The recent additions of stera transit (Visa-SMBC-Nippon Signal-QUADRAC) open loop test systems in Kyushu covering Fukuoka metro, Kuamamoto city transit and JR Kyushu expand the VISA Touch transit boutique deeper into western Japan territory. Open loop based cloud processing advocates like to portray these developments as proof that local processing based FeliCa systems like Suica et al. are expensive bygones due for replacement.
There’s just one little problem that open loop advocates fail to mention: mobile connectivity, aka the Suica app problem, the QR Code payment problem, the Smart Navigo HCE problem, etc. Wide LTE and 5G deployment doesn’t mean reliable mobile and internet connectivity that mobile payment apps depend on, and carrier outages quickly bring down the cloud transaction processing side of the equation. This was proven, yet again, on July 2 when major carrier KDDI suffered a massive nationwide outage that lasted for 80 hours. Let’s make a quick reference graph for examining local processing vs cloud processing in the mobile era.

Stera is a mobile based payments platform from the SMBC group (basically the VISA JP group) that does away with the NTT Data CAFIS dedicated backbone and replaces it with the internet based GMO Payment Gateway. This is the same stera that powers the open loop stera transit initiative.

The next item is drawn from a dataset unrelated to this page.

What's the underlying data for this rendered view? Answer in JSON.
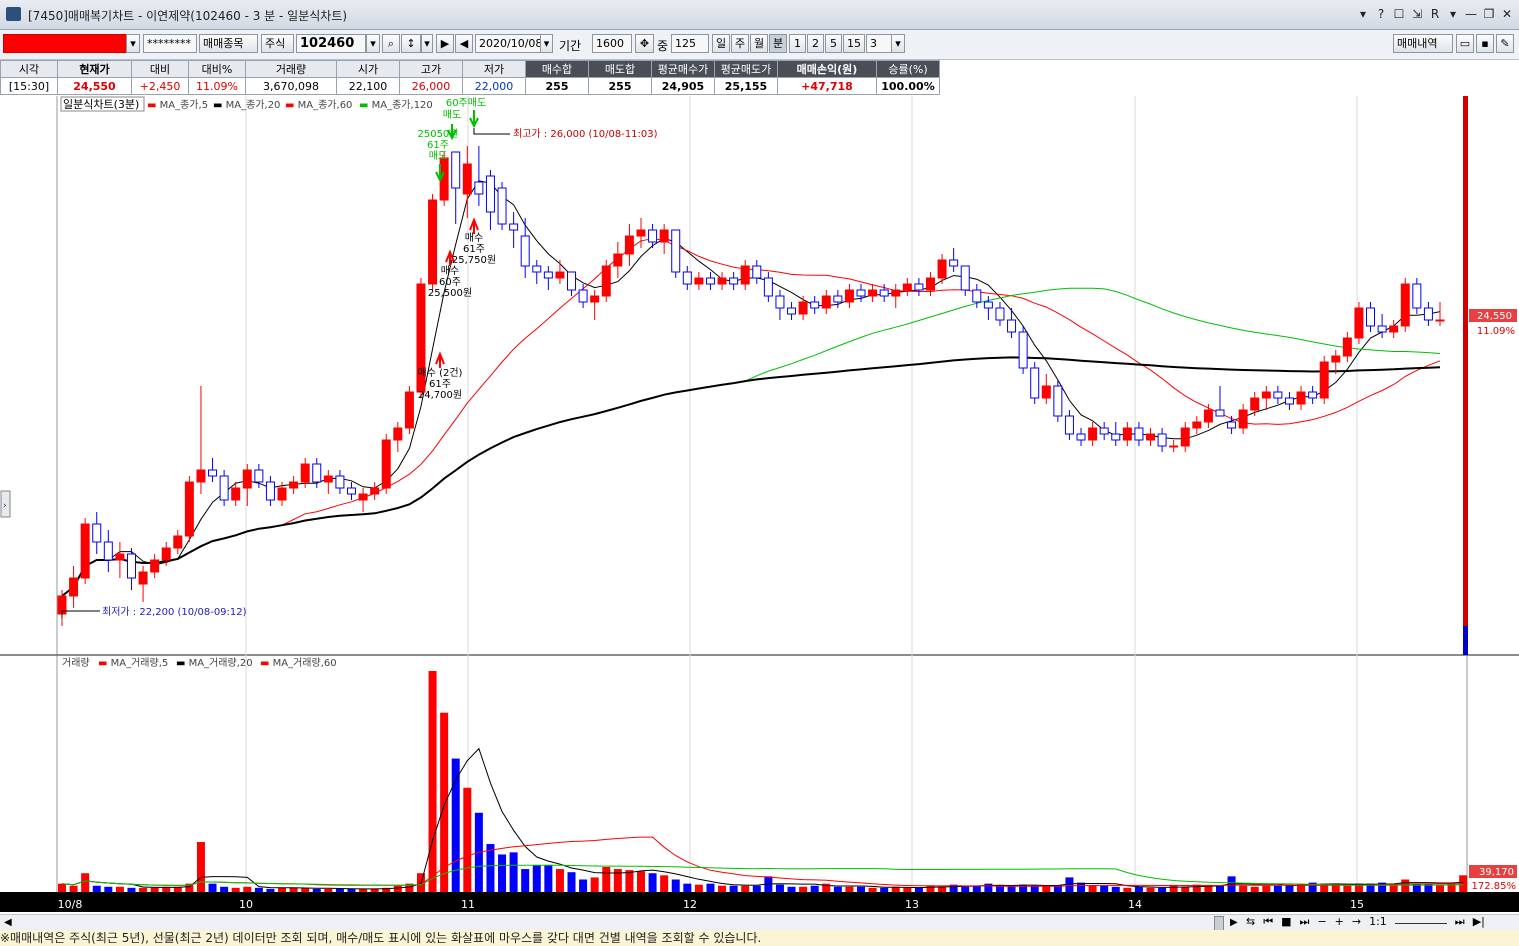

The weak point of course is that since mobile powers the gate reader side, when mobile service goes down, stera gate readers stop working. As everybody found out during the KDDI network meltdown, Mobile Suica kept right on working on the transit gate and the store checkout reader, while mobile app based code payments and point systems all stopped. Some vital services that depended on KDDI connectivity like ATM networks also stopped working.
Cloud based Suica will face some of these challenges when it goes online in March 2023. The only difference being how much local processing stays intact and how much system buffering there is (how much it needs to talk with the cloud server to do the job), we shall see. Which brings me to the point I want to make. The media almost always portrays the open loop/cloud vs closed loop/local match as a winner takes all, one size fits all proposition. As the KDDI meltdown proves, this is stupid, and dangerous. Never put all the eggs in one technology basket. I don’t think the risk will go away, not as long as telecommunication company corporate structures don’t foster and promote their engineering talent (the people who actually make things work) deep into the executive decision making forums.
Open loop in Japan is geared for inbound tourists the supplements, but does not replace, the old reliable Transit IC infrastructure which is evolving and reducing costs too. They compliment each other, address different needs and uses. One size doesn’t fit all. If it did, Oyster card would have died years ago.